The wedding industry is booming again as many central Indiana couples tie the knot after a two-year delay.

In a five-part series, Lakyn McGee looks at the pandemic’s effect on weddings.

INDIANAPOLIS (WISH) — It’s wedding season, and some couples are finally getting married after the coronavirus pandemic interrupted their plans.

Jennifer Keller and her now-husband are one of those couples.

Keller wrote to News 8 and said she and her husband faced challenges getting to the altar because of the pandemic.

The message inspired News 8’s Lakyn McGee to take a deeper look into the wedding industry and find out how it was impacted by COVID-19.

Keller says she got engaged after her husband convinced her to get on a plane at the height of the pandemic.

“I kind of thrown a fit,” Keller said. “I was like, ‘I’m not getting on a plane.

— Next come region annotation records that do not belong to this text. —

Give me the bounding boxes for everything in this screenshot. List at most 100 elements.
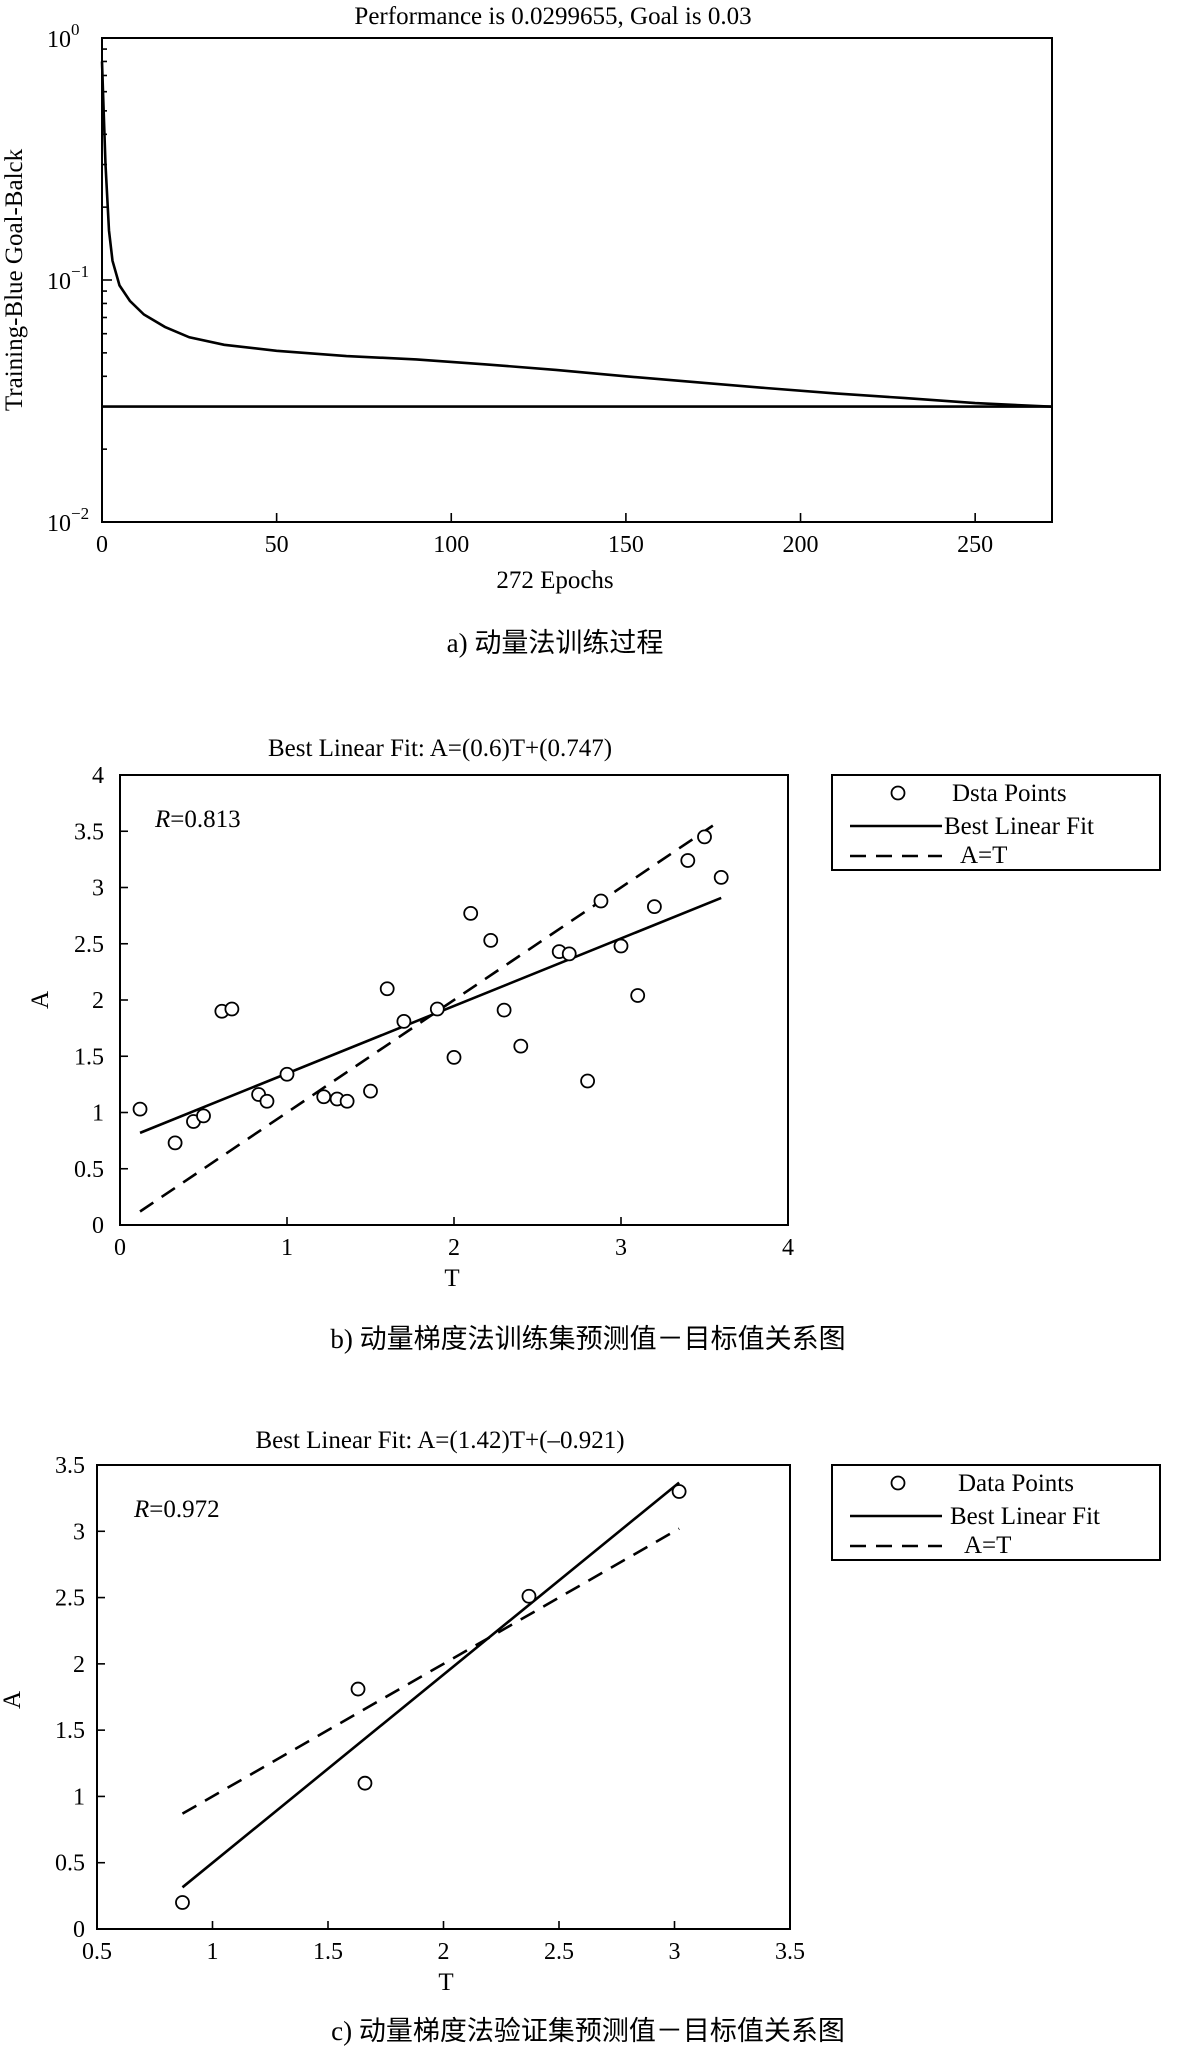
chart-b-point-24	[593, 893, 609, 909]
chart-b-xlabel: T	[444, 1265, 459, 1292]
chart-b-ylabel: A	[27, 991, 54, 1009]
chart-b-point-7	[259, 1093, 275, 1109]
chart-b-xtick-label-3: 3	[615, 1235, 627, 1261]
chart-c-point-4	[671, 1484, 687, 1499]
chart-c-point-0	[175, 1895, 190, 1910]
chart-a-training-line	[100, 61, 1053, 408]
chart-b-point-14	[396, 1013, 412, 1029]
chart-b-point-1	[167, 1135, 183, 1151]
chart-c-point-2	[357, 1775, 373, 1791]
chart-a-xtick-label-2: 100	[433, 532, 469, 558]
chart-b-point-12	[363, 1083, 378, 1099]
chart-a-xtick-label-5: 250	[957, 532, 993, 558]
chart-b-xtick-label-1: 1	[281, 1235, 293, 1261]
chart-a-frame	[101, 37, 1053, 523]
chart-c-legend-point-marker	[890, 1475, 906, 1491]
chart-c-annotation-symbol: R	[133, 1496, 149, 1523]
chart-c-xtick-label-3: 2	[438, 1939, 450, 1965]
chart-b-point-18	[483, 932, 499, 948]
chart-b-ytick-label-4: 2	[92, 988, 104, 1014]
chart-c-frame	[96, 1464, 791, 1930]
chart-c-ylabel: A	[0, 1691, 26, 1709]
chart-b-point-11	[339, 1093, 355, 1109]
chart-a-xtick-label-0: 0	[96, 532, 108, 558]
chart-c-ytick-label-6: 3	[73, 1519, 85, 1545]
chart-b-xtick-label-4: 4	[782, 1235, 794, 1261]
chart-b-ytick-label-6: 3	[92, 876, 104, 902]
chart-b-point-9	[316, 1089, 332, 1105]
chart-c-legend-box	[831, 1464, 1161, 1561]
chart-c-title: Best Linear Fit: A=(1.42)T+(–0.921)	[255, 1427, 624, 1454]
chart-c-ytick-label-5: 2.5	[55, 1586, 85, 1612]
chart-b-ytick-label-8: 4	[92, 763, 104, 789]
chart-b-legend-box	[831, 774, 1161, 871]
chart-b-point-19	[496, 1002, 512, 1018]
chart-c-identity-line	[181, 1527, 680, 1815]
chart-b-legend-identity: A=T	[960, 842, 1007, 869]
chart-b-point-30	[713, 869, 729, 885]
chart-b-point-26	[630, 988, 646, 1003]
chart-c-ytick-label-1: 0.5	[55, 1851, 85, 1877]
chart-a-xlabel: 272 Epochs	[496, 567, 613, 594]
chart-c-xlabel: T	[438, 1969, 453, 1996]
chart-b-fit-line	[139, 896, 722, 1135]
chart-c-xtick-label-1: 1	[207, 1939, 219, 1965]
chart-a-ytick-label-2: 10−2	[47, 504, 89, 537]
panel-b: Best Linear Fit: A=(0.6)T+(0.747) 0 1 2 3 4 0…	[27, 735, 1161, 1354]
chart-b-ytick-label-7: 3.5	[74, 819, 104, 845]
chart-c-legend-identity: A=T	[964, 1532, 1011, 1559]
chart-b-point-16	[446, 1049, 462, 1065]
chart-b-caption: b) 动量梯度法训练集预测值－目标值关系图	[330, 1324, 845, 1354]
chart-b-identity-line	[139, 824, 714, 1213]
chart-b-point-3	[196, 1108, 211, 1124]
chart-a-caption: a) 动量法训练过程	[447, 628, 664, 658]
chart-b-annotation-symbol: R	[154, 806, 170, 833]
chart-a-xtick-label-3: 150	[608, 532, 644, 558]
chart-b-point-17	[463, 905, 479, 921]
chart-b-ytick-label-1: 0.5	[74, 1157, 104, 1183]
chart-b-point-0	[132, 1101, 148, 1117]
chart-c-xtick-label-4: 2.5	[544, 1939, 574, 1965]
chart-a-xtick-label-4: 200	[783, 532, 819, 558]
chart-c-legend: Data Points Best Linear Fit A=T	[831, 1464, 1161, 1561]
chart-c-legend-fit: Best Linear Fit	[950, 1503, 1100, 1530]
chart-b-point-8	[279, 1066, 295, 1082]
chart-b-point-13	[379, 981, 395, 997]
chart-a-ytick-label-0: 100	[47, 20, 80, 53]
chart-a-title: Performance is 0.0299655, Goal is 0.03	[354, 3, 751, 30]
chart-b-point-5	[224, 1001, 240, 1017]
chart-b-title: Best Linear Fit: A=(0.6)T+(0.747)	[268, 735, 612, 762]
chart-c-point-3	[521, 1588, 537, 1604]
chart-c-point-1	[350, 1681, 366, 1697]
chart-b-point-15	[429, 1001, 445, 1017]
chart-c-annotation: R=0.972	[133, 1496, 220, 1523]
chart-c-xtick-label-5: 3	[669, 1939, 681, 1965]
chart-b-point-28	[680, 853, 696, 868]
chart-b-point-23	[580, 1073, 595, 1089]
chart-c-legend-points: Data Points	[958, 1470, 1074, 1497]
chart-c-ytick-label-2: 1	[73, 1784, 85, 1810]
chart-c-xtick-label-6: 3.5	[775, 1939, 805, 1965]
chart-b-ytick-label-0: 0	[92, 1213, 104, 1239]
chart-b-legend-points: Dsta Points	[952, 780, 1067, 807]
chart-a-ytick-label-1: 10−1	[47, 262, 89, 295]
chart-b-xtick-label-2: 2	[448, 1235, 460, 1261]
panel-a: Performance is 0.0299655, Goal is 0.03 0…	[1, 3, 1053, 658]
chart-a-xtick-label-1: 50	[265, 532, 289, 558]
chart-c-caption: c) 动量梯度法验证集预测值－目标值关系图	[331, 2016, 845, 2046]
panel-c: Best Linear Fit: A=(1.42)T+(–0.921) 0.5 1…	[0, 1427, 1161, 2046]
chart-c-ytick-label-7: 3.5	[55, 1453, 85, 1479]
chart-b-ytick-label-3: 1.5	[74, 1044, 104, 1070]
chart-b-annotation-value: =0.813	[170, 806, 240, 833]
chart-c-ytick-label-4: 2	[73, 1652, 85, 1678]
chart-a-ylabel: Training-Blue Goal-Balck	[1, 148, 28, 411]
chart-b-legend-point-marker	[890, 785, 906, 801]
chart-c-fit-line	[181, 1481, 680, 1889]
chart-b-ytick-label-5: 2.5	[74, 932, 104, 958]
chart-b-xtick-label-0: 0	[114, 1235, 126, 1261]
chart-c-xtick-label-2: 1.5	[313, 1939, 343, 1965]
chart-b-point-29	[697, 829, 712, 845]
chart-c-xtick-label-0: 0.5	[82, 1939, 112, 1965]
chart-b-point-25	[613, 938, 629, 954]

I’m not going anywhere right now. I’m not sitting on a plane wearing a mask.’”

She did go on the trip and then the wedding planning started–with a couple of hiccups along the way.

“It was like everything was stacked against us,” Keller said. “We actually planned our wedding twice.”

Keller added: “We were going to go down to the Bourbon Trail and have a wedding. After about three of the distilleries declined due to the pandemic and not wanting to make a lot of commitments we were like, ‘Okay, fine. We’re just going to push it out. We’ll just push it out to 2022.’”

Then, Keller says, her fiancé’s father was diagnosed with cancer and passed away.

“Things kept happening and we couldn’t get married,” Keller explained. “I kept going back to, ‘Should we get married? Is this a sign?’ And finally, he was like, ‘This isn’t a sign. It’s a sign that we don’t need to wait to get married on a really, really big wedding. We just need to get married.’”

They tied the knot on April 30, 2022.

Their original wedding guest list had 160 people. This wedding had eight people.

“I think that’s the reality of it, just being accommodating to all of the restrictions that could come about,” Keller said. “I don’t feel like we’re done with it. I think we just got to work around it.”